A super fit highly motivated track coach Dana is now bedridden and paralysed after a near-death car accident which left her trapped in her own body with only Trever as company between the sparse visits from her daughter Gemma (Leah McNamara) and husband Steve (Steve Wall).
Depressed and desperate to move and properly talk again without the aid of a computer Dana spirals down much to the concern of the staff and her family however when she starts hearing strange noises and seeing malevolent menacing figures they all fear she has gone mad.
Installing cameras which she can control form the console by her bed to appease her panic her nearest and not so dearest hope the hallucinations they think are in her head will pass but when someone or something switches off her ventilator Dana realises the horror in the hospital has set its sights on taking her life this time for good.
With solid direction, story and scripting Nails blends a whole host of horror concepts and clichés you would expect to find within this set up including corrupt management, family drama, a slightly psychotic psychotherapist in the form of Robert O’Mahoney Dr.
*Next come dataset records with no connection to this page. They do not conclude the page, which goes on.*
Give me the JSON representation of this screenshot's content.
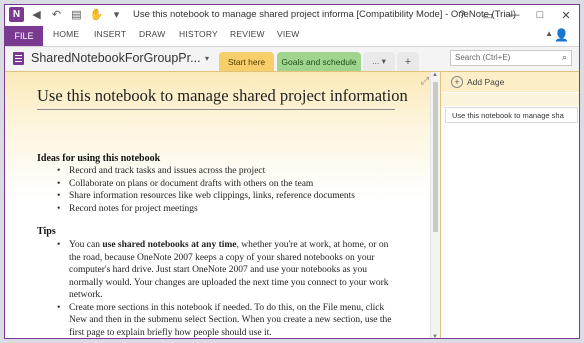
{
  "window": {
    "title": "Use this notebook to manage shared project informa [Compatibility Mode] - OneNote (Trial)",
    "help": "?",
    "restore": "▭",
    "minimize": "—",
    "maximize": "□",
    "close": "✕"
  },
  "quick_access": {
    "app_icon": "N",
    "back": "◀",
    "undo": "↶",
    "clip": "▤",
    "touch": "✋",
    "more": "▾"
  },
  "ribbon": {
    "file": "FILE",
    "tabs": [
      "HOME",
      "INSERT",
      "DRAW",
      "HISTORY",
      "REVIEW",
      "VIEW"
    ],
    "collapse": "▲",
    "user": "👤"
  },
  "notebook": {
    "name": "SharedNotebookForGroupPr...",
    "caret": "▾"
  },
  "sections": {
    "start": "Start here",
    "goals": "Goals and schedule",
    "more": "... ▾",
    "add": "+"
  },
  "search": {
    "placeholder": "Search (Ctrl+E)",
    "icon": "⌕"
  },
  "page": {
    "expand": "⤢",
    "title": "Use this notebook to manage shared project information",
    "ideas_heading": "Ideas for using this notebook",
    "ideas": [
      "Record and track tasks and issues across the project",
      "Collaborate on plans or document drafts with others on the team",
      "Share information resources like web clippings, links, reference documents",
      "Record notes for project meetings"
    ],
    "tips_heading": "Tips",
    "tip1_pre": "You can ",
    "tip1_bold": "use shared notebooks at any time",
    "tip1_post": ", whether you're at work, at home, or on the road, because OneNote 2007 keeps a copy of your shared notebooks on your computer's hard drive. Just start OneNote 2007 and use your notebooks as you normally would. Your changes are uploaded the next time you connect to your work network.",
    "tip2": "Create more sections in this notebook if needed. To do this, on the File menu, click New and then in the submenu select Section. When you create a new section, use the first page to explain briefly how people should use it."
  },
  "pane": {
    "add_page": "Add Page",
    "add_icon": "+",
    "page_tab": "Use this notebook to manage sha"
  },
  "colors": {
    "accent": "#7a3a92",
    "section_start": "#f6cf6a",
    "section_goals": "#9fd58f"
  }
}
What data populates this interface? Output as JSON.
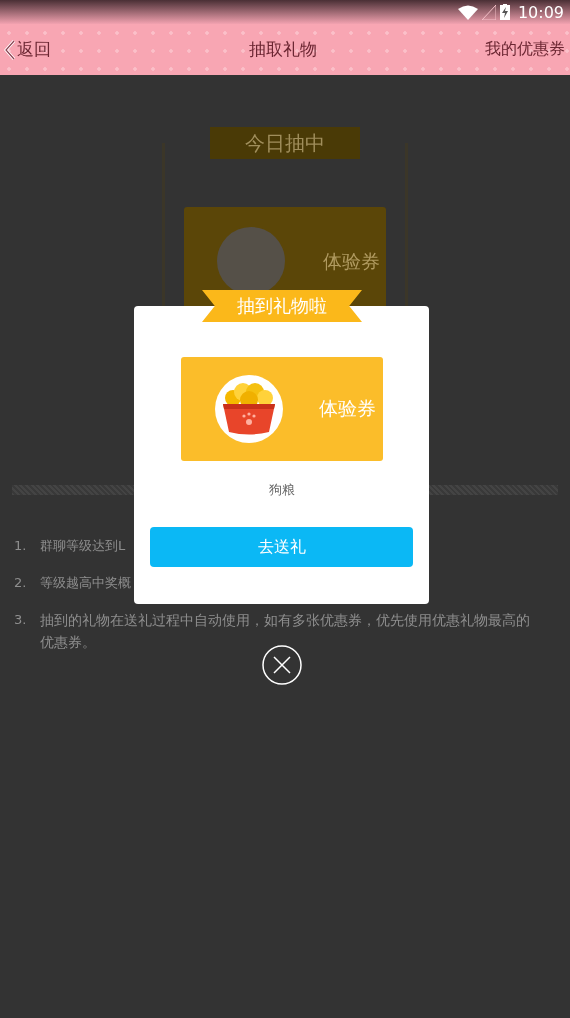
{
  "status_bar": {
    "time": "10:09"
  },
  "header": {
    "back": "返回",
    "title": "抽取礼物",
    "right_link": "我的优惠券"
  },
  "today_banner": "今日抽中",
  "background_ticket": {
    "label": "体验券"
  },
  "rules": [
    {
      "number": "1.",
      "text": "群聊等级达到L"
    },
    {
      "number": "2.",
      "text": "等级越高中奖概"
    },
    {
      "number": "3.",
      "text": "抽到的礼物在送礼过程中自动使用，如有多张优惠券，优先使用优惠礼物最高的优惠券。"
    }
  ],
  "dialog": {
    "ribbon": "抽到礼物啦",
    "ticket_label": "体验券",
    "gift_name": "狗粮",
    "button": "去送礼"
  }
}
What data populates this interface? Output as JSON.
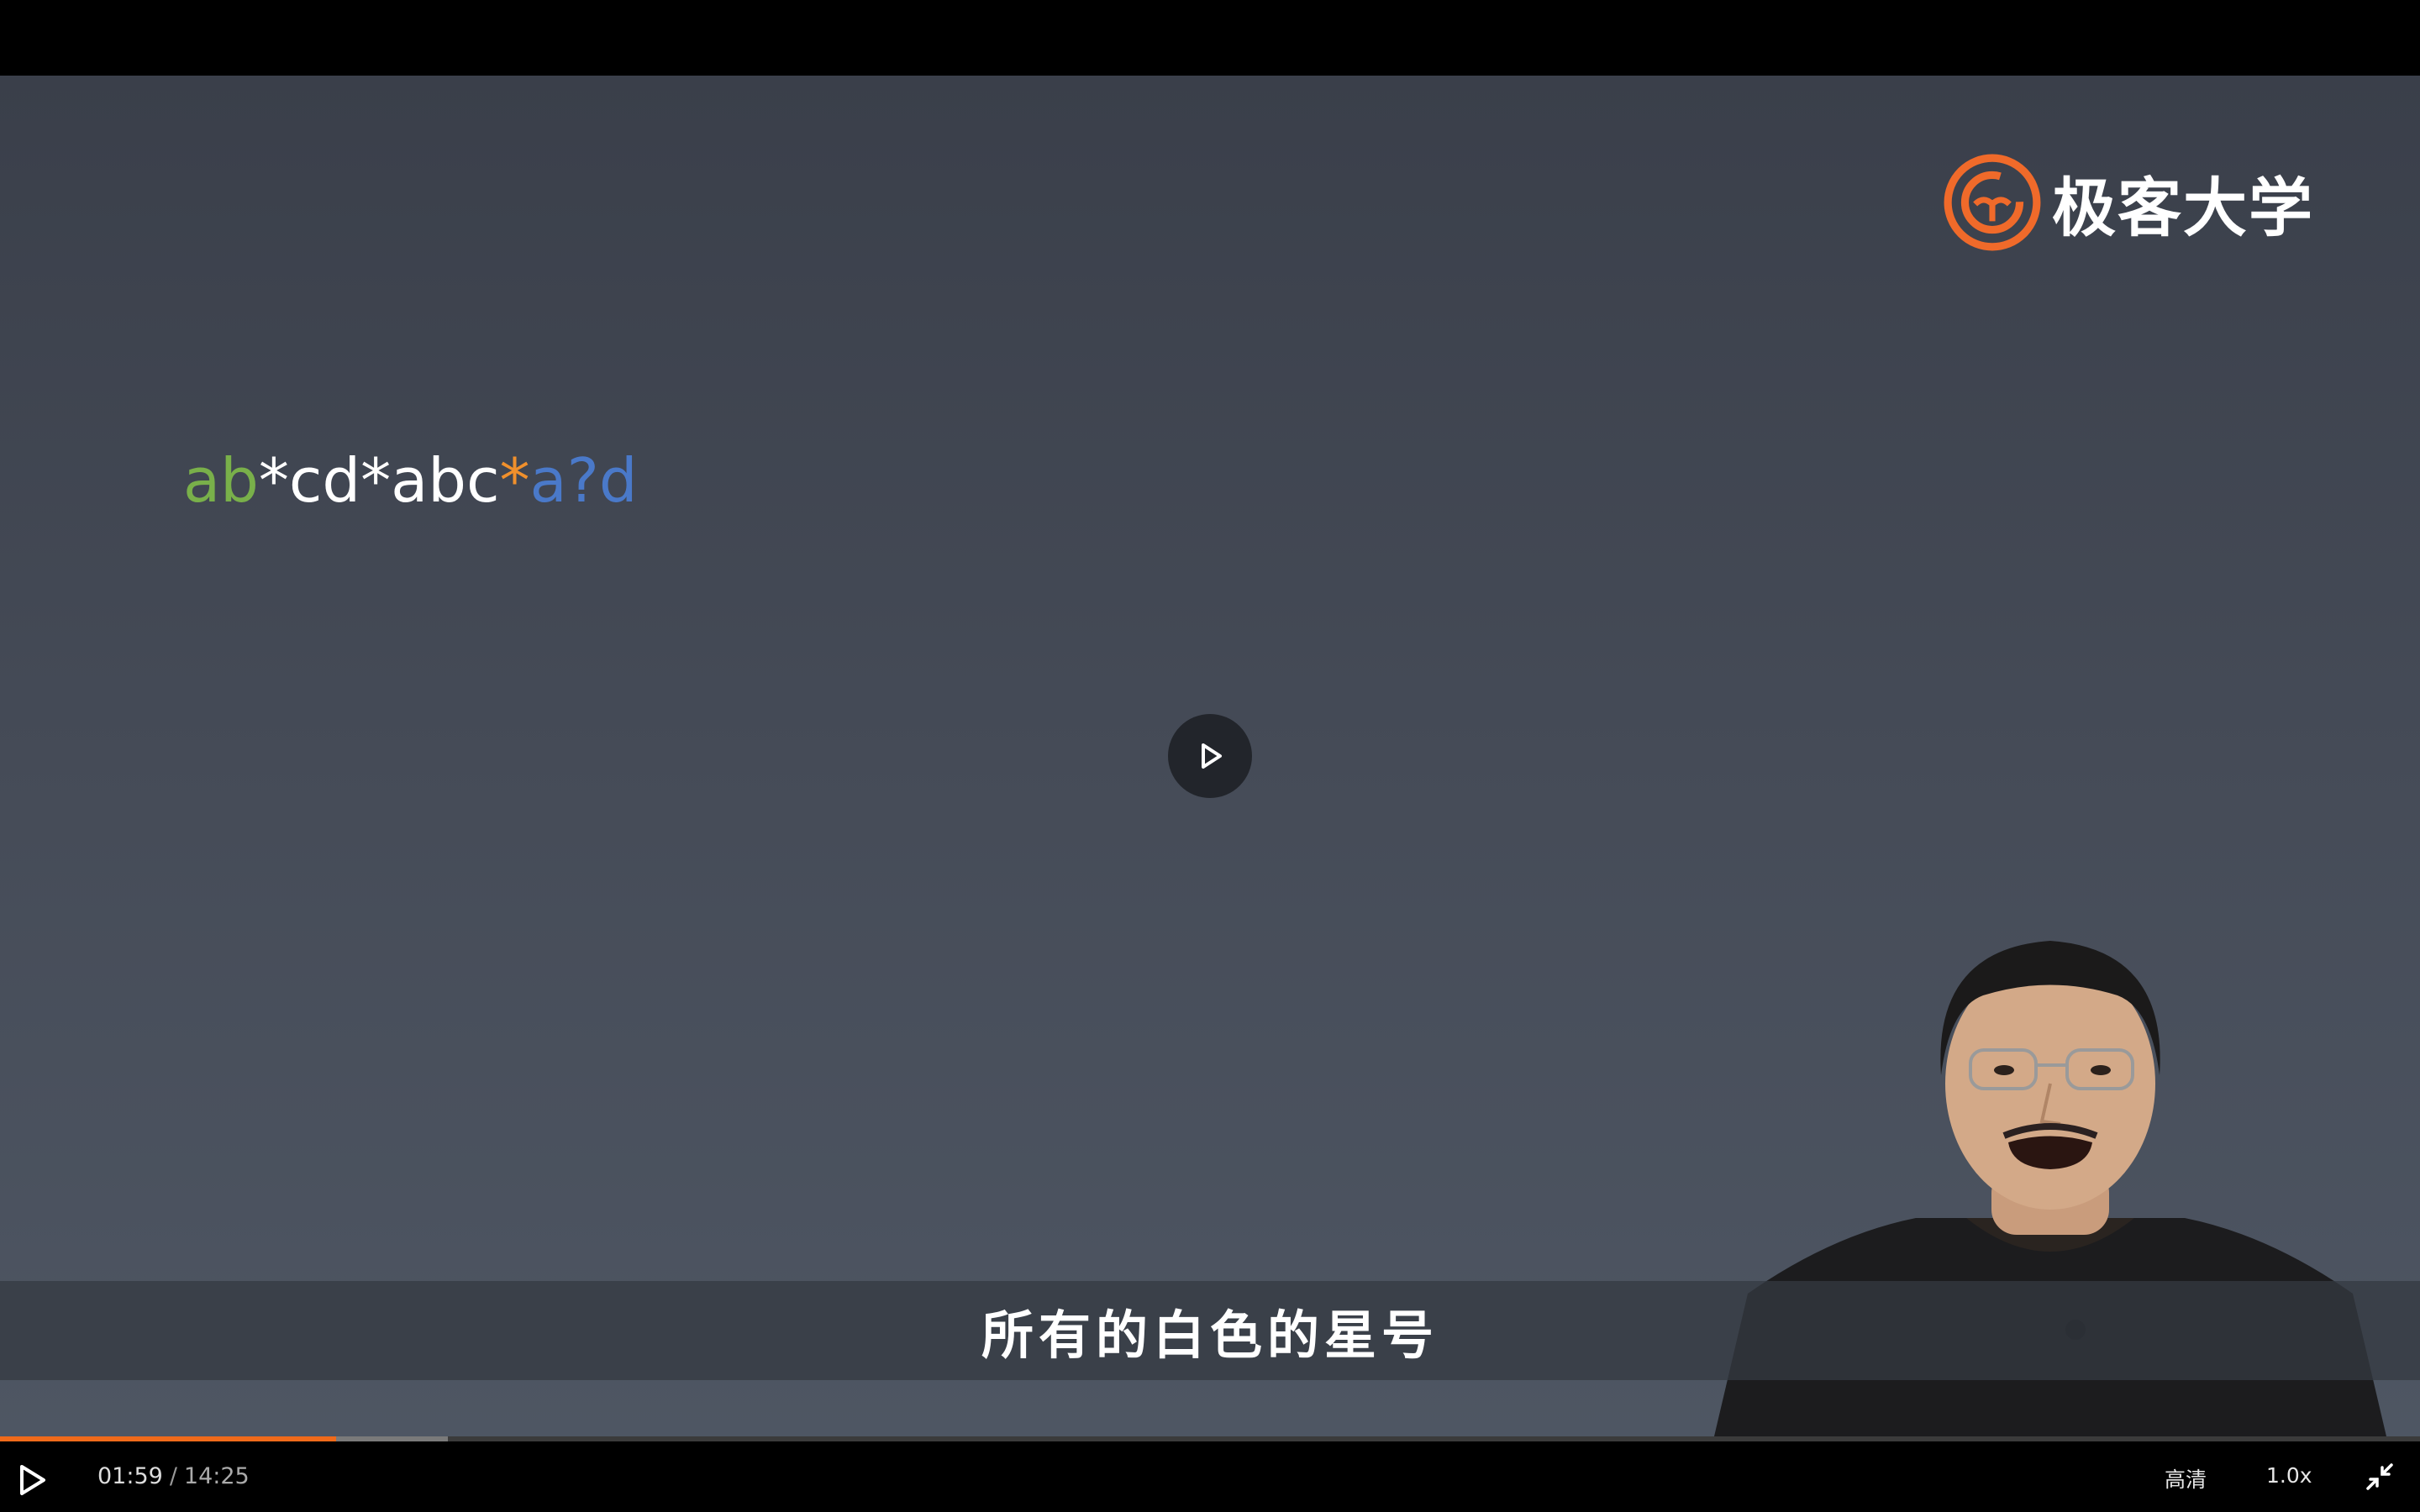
{
  "brand": {
    "name": "极客大学",
    "color": "#f06a2a"
  },
  "slide": {
    "expression_parts": [
      {
        "text": "ab",
        "color": "#79b04a"
      },
      {
        "text": "*cd*abc",
        "color": "#ffffff"
      },
      {
        "text": "*",
        "color": "#f0902c"
      },
      {
        "text": "a?d",
        "color": "#4a79c9"
      }
    ]
  },
  "subtitle": "所有的白色的星号",
  "player": {
    "current_time": "01:59",
    "separator": "/",
    "duration": "14:25",
    "progress_fraction": 0.139,
    "buffered_fraction": 0.185,
    "quality_label": "高清",
    "speed_label": "1.0x",
    "accent_color": "#f06a1a",
    "icons": {
      "center": "play-icon",
      "control": "play-icon",
      "exit": "exit-fullscreen-icon"
    }
  }
}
Stengel, Noble’s comedic yet slightly creepy nurse and the revelation of the hospitals secret past all managing to remain entertaining and engaging regardless.
What holds it all together is Shauna Macdonald’s excellent turn as a woman broken in every way from her mind to her body to her soul and this grounded and greatly affecting performance keeps the fear factor high due to our loyalty to the character and our ability to imagine how truly defenceless she is to whatever or whoever is terrifyingly toying with her.
Nails also keeps its blood soaked cards close to its scar ridden chest in regards to of Dana’s disturbing dilemma keeping the viewer guessing to its true nature and whether it’s a supernatural stalker, a simple psycho or completely a product of her damaged and imprisoned imagination till the final act.
A fine little frightener with some nail biting tension and jump scares Nails may not excel in originality but more than delivers in other areas including Shauna Macdonald’s commitment to a difficult and demanding character who could have become just another screaming victim in another actors less capable hands.